In truth she trusts no one anymore. Well, almost no one.
“One more thing,” he says.
“What?”
“I’d appreciate it if you didn’t tell anyone about this.”
“I have to tell my sister.”
“It would be better if you didn’t.”
“I’m living with her. I just can’t vanish to New York City.”
“Sure, you can.” He hands her a card. “I’ll have someone text you to arrange the car pickup.”
“I’d rather take Amtrak,” Maggie says.
“If that’s what you prefer. There’ll be a reservation under your name at the Aman hotel on Fifty-Seventh Street starting tomorrow night. We’ll be in touch about the details for Monday.”
Maggie takes the embossed business card, looks at it, looks at him. Dr. Evan Barlow runs one of the most successful high-end cosmetic surgery practices in the world. He is worth millions and reeks of it. She tries to read his face. It’s smooth, professional, handsome, full of gravitas.
But does she also see fear?
“What’s really going on, Doctor Barlow?”
“I can’t say more, Maggie.

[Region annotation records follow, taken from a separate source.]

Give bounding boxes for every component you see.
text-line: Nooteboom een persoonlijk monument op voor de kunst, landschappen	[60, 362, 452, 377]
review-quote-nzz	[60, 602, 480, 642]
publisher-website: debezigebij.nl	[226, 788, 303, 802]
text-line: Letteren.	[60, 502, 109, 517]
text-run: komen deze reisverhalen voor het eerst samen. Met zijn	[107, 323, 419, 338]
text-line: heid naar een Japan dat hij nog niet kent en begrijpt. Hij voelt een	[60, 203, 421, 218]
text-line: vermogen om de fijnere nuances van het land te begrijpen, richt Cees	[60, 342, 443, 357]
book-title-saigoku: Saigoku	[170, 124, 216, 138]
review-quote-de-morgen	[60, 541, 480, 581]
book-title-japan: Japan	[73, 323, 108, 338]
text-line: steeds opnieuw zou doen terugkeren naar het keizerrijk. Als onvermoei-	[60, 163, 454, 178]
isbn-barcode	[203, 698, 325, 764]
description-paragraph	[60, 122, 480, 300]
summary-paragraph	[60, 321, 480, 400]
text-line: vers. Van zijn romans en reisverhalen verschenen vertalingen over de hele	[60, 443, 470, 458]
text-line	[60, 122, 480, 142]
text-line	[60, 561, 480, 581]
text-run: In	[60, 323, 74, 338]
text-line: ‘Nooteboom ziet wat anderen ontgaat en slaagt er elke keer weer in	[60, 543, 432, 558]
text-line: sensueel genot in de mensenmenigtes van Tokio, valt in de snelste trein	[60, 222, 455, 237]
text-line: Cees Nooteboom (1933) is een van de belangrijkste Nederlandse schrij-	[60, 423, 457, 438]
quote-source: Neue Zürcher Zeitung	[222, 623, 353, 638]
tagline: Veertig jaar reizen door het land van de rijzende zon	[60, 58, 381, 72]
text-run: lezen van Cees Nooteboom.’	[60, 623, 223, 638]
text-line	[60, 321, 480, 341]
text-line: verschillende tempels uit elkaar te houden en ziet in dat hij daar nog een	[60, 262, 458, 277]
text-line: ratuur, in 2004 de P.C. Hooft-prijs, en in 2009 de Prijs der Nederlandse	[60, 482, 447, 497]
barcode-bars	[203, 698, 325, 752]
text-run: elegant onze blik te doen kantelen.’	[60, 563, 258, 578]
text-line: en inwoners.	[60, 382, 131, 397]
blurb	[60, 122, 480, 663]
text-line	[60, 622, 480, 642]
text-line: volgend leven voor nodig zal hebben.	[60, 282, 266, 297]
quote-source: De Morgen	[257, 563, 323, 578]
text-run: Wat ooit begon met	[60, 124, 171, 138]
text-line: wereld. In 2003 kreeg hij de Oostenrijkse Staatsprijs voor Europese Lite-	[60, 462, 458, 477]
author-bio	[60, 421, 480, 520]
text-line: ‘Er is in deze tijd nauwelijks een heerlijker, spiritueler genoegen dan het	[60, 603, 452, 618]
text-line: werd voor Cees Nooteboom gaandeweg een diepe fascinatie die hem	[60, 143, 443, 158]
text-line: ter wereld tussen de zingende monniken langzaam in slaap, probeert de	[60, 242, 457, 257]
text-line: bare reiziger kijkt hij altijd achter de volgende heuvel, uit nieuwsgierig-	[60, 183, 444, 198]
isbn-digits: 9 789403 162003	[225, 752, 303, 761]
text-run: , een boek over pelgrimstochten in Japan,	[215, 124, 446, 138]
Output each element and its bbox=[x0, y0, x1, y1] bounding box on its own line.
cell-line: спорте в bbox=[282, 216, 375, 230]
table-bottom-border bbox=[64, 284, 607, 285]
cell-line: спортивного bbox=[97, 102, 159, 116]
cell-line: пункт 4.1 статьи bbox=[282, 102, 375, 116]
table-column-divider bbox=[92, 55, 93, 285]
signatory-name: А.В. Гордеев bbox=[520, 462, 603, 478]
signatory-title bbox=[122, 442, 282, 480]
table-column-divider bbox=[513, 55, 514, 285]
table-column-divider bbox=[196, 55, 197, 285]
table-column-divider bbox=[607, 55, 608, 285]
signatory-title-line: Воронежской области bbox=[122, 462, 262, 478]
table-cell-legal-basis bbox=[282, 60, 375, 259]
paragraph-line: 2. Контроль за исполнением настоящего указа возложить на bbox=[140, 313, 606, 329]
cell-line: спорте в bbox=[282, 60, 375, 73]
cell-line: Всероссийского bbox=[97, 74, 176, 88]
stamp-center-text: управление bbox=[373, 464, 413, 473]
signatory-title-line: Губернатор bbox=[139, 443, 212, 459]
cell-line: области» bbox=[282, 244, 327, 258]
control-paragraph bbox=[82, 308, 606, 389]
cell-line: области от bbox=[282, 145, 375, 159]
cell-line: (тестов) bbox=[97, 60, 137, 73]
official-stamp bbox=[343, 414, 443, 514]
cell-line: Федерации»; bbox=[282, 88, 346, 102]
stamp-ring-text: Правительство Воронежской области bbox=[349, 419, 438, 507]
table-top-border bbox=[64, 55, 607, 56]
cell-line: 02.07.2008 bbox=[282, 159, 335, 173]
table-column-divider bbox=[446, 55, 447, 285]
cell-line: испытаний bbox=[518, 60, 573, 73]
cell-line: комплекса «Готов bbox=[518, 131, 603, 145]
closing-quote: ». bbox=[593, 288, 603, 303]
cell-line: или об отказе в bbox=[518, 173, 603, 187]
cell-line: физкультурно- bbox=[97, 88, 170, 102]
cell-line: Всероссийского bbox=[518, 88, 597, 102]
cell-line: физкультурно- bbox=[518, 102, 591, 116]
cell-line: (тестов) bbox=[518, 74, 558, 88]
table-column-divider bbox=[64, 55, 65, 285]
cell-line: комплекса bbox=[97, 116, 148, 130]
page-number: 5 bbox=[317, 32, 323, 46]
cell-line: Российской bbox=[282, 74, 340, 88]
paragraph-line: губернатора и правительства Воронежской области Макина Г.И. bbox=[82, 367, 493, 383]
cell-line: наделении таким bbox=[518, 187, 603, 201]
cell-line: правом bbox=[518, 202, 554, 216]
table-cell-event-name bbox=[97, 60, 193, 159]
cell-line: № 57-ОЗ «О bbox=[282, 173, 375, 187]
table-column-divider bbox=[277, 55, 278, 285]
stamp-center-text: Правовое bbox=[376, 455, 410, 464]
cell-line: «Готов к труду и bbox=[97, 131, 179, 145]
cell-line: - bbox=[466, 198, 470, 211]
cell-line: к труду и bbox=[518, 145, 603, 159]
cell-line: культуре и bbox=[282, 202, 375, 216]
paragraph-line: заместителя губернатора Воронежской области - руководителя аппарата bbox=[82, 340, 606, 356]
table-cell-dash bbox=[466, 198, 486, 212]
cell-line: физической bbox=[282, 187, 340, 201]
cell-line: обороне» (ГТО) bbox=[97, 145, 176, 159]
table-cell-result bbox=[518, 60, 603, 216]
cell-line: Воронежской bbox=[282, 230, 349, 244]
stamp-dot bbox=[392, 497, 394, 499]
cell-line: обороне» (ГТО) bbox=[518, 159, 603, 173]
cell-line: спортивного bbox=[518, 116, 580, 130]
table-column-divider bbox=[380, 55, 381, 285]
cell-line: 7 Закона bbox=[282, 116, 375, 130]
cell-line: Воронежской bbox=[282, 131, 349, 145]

Take it or leave it.”
“And if I leave it?”
He shrugs. “It was nice to see you.”
Barlow kisses her on the cheek and heads to the door.
“How did you know I’d be here?” she asks.
Something crosses his face, something she can’t read. He gives his head a small shake and turns the knob.
“You’ll find out all on Monday,” Barlow says, and then he heads back inside.